I did not hear from the vendor again. I heard from the shipper. The shipper wanted to know what sort of insurance certificate my building’s management required for deliveries. It also wanted to know if the coming Saturday would be a good date. I was sure that Saturday would be a very bad date, from the building’s point of view. 

Now, here I must elide. I simply cannot go into the long and complicated history of difficult deliveries that made me worry about ever getting the new bed from the minute we bought it. There is too much old achy misery there. But it did inspire me to tell the shipper to talk directly to the building’s management. I crossed my fingers. 

That was on Tuesday or Wednesday of last week. On Thursday, while I was taking a shower, the shipper left a message. I could not understand the message; the woman who left it seemed — heavily medicated. From what I could decipher, my brilliant idea hadn’t worked; a delivery date would have be settled on an in awkward, three-sided arrangement. I stomped off to a doctor’s appointment. On the way, I asked the nice lady in building management if she had heard from the shipper. Oh yes, she replied, the delivery was on schedule for Saturday. 

Saturday? Over the years, I had learned that the building’s basement operations were run on a strictly weekday, nine-to-five basis. Surprises were erupting on every side. 

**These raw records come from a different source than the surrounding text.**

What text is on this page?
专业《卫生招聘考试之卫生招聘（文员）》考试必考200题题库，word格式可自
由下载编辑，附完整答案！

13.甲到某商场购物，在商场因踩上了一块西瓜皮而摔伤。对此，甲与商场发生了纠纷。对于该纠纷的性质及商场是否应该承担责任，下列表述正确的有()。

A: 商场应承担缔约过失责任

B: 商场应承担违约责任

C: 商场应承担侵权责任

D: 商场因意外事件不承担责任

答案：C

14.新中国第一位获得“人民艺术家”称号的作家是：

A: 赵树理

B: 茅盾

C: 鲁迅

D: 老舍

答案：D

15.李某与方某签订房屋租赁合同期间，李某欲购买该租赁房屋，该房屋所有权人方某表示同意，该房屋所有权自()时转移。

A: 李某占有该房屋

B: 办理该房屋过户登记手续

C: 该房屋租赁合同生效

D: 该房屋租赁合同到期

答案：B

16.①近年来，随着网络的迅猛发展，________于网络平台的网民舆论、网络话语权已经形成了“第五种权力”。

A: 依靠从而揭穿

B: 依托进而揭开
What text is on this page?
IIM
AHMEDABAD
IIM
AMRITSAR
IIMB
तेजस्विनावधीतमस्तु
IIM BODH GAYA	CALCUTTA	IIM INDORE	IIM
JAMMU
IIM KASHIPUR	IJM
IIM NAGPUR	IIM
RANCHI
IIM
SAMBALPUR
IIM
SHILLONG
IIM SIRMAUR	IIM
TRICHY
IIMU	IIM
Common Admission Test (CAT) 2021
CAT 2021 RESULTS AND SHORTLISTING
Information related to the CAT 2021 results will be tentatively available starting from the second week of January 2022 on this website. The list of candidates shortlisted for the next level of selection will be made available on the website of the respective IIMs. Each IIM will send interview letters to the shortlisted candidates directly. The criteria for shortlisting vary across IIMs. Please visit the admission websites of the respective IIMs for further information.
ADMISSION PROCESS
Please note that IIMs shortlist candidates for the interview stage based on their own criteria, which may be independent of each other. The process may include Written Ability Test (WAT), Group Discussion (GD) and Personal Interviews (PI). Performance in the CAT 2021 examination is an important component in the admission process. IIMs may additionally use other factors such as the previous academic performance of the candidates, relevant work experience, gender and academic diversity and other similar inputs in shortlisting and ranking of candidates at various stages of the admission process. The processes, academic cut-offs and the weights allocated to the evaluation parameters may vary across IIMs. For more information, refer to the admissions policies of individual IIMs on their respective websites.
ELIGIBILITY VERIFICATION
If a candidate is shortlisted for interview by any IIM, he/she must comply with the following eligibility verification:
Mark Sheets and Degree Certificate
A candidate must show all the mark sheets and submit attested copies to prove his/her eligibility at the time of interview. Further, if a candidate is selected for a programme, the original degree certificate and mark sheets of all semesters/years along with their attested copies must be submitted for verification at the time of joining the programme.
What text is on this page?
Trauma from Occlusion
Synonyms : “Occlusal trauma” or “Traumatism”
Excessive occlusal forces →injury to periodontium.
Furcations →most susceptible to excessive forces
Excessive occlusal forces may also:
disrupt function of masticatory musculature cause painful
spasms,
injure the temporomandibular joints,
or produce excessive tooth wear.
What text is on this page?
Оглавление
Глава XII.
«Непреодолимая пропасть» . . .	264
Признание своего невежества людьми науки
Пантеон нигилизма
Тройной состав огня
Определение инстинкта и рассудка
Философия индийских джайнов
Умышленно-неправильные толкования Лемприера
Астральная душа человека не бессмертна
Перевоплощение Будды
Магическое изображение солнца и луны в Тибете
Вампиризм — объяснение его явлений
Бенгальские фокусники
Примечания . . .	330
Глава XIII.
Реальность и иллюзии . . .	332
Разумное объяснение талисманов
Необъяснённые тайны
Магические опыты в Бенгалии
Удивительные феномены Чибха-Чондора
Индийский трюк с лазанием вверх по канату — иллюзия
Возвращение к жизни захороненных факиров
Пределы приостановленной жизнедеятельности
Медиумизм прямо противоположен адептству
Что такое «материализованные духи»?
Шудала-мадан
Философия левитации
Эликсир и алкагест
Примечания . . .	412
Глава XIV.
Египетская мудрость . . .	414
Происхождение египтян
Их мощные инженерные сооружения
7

Much as I wanted to take the nice lady’s word for it. I felt obliged to call the shipper back to clarify the representative’s incoherent message. The representative was out to lunch, so I had to deal with a surly Jersey guy who, it turned out, was wrong about everything, including the assurance that the representative would call me back after her lunch. Wrong, too, to tell me that there would be no delivery on Saturday. In fact, the representative never did call me back. I’ve played her message for Ray Soleil, and he agrees that it disconcertingly suggests, in its incomprehensible way, that no arrangement for delivery has been made. 

Now I have given you the background for my entry on Friday, as well as what ought to be a perfectly clear explanation for why I could not have borne to write any of this before the bed actually arrived, putting an end to anxiety and muddle at last. 

The deliverymen expected to set up the new bed, but I told them that that wouldn’t be necessary. I had already engaged to set up the bed with Ray Soleil’s help. Before the new bed can be put in place, the old bed has to be dismantled. And that will be worthy of an entry all its own. Having been delivered, the bed is on schedule to be set up tomorrow.